Las lágrimas corren por su cara, pero no le importa. Una figura con traje de presidiario se acerca y abraza a la madre y al hijo. Pero, ¿dónde está él? Él está solo. Sí, he estado solo todas y cada una de mis noches. Sosteniendo con esfuerzo su cabeza, por su cara baja el sudor que todo lo cubre. La tía Delta se le acerca con un bote de pastillas, saca unas cuantas y se las ofrece, pero él las rechaza con violencia. No más, nunca más, al menos no más por hoy, y sonríe mientras observa al presidente Nixon asentir con la cabeza, buen muchacho parece decir.
Su corazón se desboca con furia animal mientras Marion cuchichea en el oído de Sam Phillips y él juguetea con la guitarra al ritmo de una antigua canción de Big Boy Crudup en un descanso de la primera sesión en Sun Records. Por encima de sus hombros aparece la funesta sombra del coronel, empujando con desdén a Marion, a Sam y a Bill Black, susurrándole mentiras al oído. Él le aparta a manotazos, le esquiva, trata de zafarse del abrazo hasta caer de rodillas. La posición es indigna de un monarca, pero ¿quién se acuerda ahora de las actuaciones en televisión o de los conciertos con miles de chicas gritando?, ¿quién se acuerda de todas ellas?, ¿quién quiso acostarse con todas ellas?

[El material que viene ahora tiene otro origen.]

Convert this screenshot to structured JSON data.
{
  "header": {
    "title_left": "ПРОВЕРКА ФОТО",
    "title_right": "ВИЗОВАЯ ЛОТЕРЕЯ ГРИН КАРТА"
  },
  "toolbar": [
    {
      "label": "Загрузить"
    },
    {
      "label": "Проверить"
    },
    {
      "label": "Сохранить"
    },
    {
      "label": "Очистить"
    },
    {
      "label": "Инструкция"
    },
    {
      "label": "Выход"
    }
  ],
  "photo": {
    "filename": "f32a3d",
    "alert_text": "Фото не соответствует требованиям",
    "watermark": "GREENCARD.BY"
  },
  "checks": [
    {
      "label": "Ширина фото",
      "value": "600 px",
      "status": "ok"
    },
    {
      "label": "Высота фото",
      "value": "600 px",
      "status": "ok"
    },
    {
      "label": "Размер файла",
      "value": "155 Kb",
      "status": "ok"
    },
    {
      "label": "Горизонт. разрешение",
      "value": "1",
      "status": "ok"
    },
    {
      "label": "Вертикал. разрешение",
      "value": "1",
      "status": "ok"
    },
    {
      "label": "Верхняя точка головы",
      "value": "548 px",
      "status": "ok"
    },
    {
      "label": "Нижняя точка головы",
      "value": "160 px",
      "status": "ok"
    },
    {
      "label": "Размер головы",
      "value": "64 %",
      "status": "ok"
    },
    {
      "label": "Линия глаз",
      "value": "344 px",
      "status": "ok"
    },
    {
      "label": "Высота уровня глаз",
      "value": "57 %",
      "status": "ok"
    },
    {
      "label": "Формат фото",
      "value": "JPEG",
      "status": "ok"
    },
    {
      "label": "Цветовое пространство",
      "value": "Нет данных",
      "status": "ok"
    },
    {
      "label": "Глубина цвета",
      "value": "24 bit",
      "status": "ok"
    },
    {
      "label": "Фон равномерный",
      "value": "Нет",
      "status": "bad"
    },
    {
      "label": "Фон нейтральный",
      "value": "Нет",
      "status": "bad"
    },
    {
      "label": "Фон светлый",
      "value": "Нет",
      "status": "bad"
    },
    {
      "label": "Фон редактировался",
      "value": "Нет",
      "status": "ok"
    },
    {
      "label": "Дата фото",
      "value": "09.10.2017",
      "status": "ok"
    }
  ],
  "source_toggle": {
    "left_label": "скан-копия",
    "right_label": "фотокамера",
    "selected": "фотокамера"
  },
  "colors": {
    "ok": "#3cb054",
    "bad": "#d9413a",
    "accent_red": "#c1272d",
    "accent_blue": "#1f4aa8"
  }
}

Y el llanto se torna en incontrolado, trata de estirar las rodillas, de enderezarse y salir a gatas de ese círculo melancólico, pero solo logra caer sobre su pecho y vomitar violentamente. El sabor agrio le recuerda que no siempre todo fue fácil, que a menudo oía las burlas a sus espaldas.
Trata de incorporarse pero su cabeza da vueltas enloquecidamente. Priscilla, susurra él mientras ve a la novia acercarse al altar tomándole de la mano. Jura que le será fiel, cree haberle sido fiel toda su vida, no importa con cuántas mujeres se acostara, no importa que muchas de ellas se recuesten ahora contra el lavabo con movimientos obscenos y burlándose de la esposa legítima, no las escuches, siempre estuviste en mi alma, le recita conmovido.
El aire se agota en sus pulmones. Su voz ya no brota. Él, que siempre estuvo orgulloso de ella, que temió que el ejercicio físico en el ejército pudiera arruinarla, ve cómo su voz le falla. Pero, al fin, ¿quién no lo ha hecho?, ¿quién ha permanecido a su lado? Ni siquiera él mismo se ha sido fiel, ni siquiera él podría reconocerse en un espejo. Solo los niños pobres de la calle Beale le saludan con respeto, mientras admiran el teléfono descolgado en la pared, tan pobres como lo fue él, tan pobre como lo es hoy, despojado de todo.
Tirado en el suelo, ya rendido, a merced del tiempo que tarden en encontrarle para devolverle a la vida como otras veces, saluda a los Jordanaires que comienzan a entonar Danny Boy y la congregación se agolpa para cantar mientras el predicador baila y alza sus brazos, reza al Señor.
Y su cuerpo ya inerte, queda en el suelo, pero él se eleva como el superhéroe de infancia que quería liberar a su padre de la prisión. Y por encima de la Tierra de la Gracia, bajo el reflejo azul de la luna, vestido con su traje de cuero negro, se bambolea y sonríe mientras comprende que el mundo se moverá siempre al ritmo de sus caderas, y sus trajes dorados vuelven a hacerle sentir la fuerza de la música. Todo está bien mamá, le dice con un guiño a Gladys, estoy tratando de llegar a ti, solo es que hace tiempo que olvidé recordar a olvidar.
Y al fin está en el escenario del International Hotel de Las Vegas, con su traje blanco lleno de lentejuelas y flecos, con su gran banda, y la ovación del público le acaricia, llena sus oídos hasta hacerle olvidar los gritos de Ginger, las carreras por las escaleras, las llamadas telefónicas y la sirena de la ambulancia, porque yanada importa. El Rey ha muerto, ¡viva el Rey!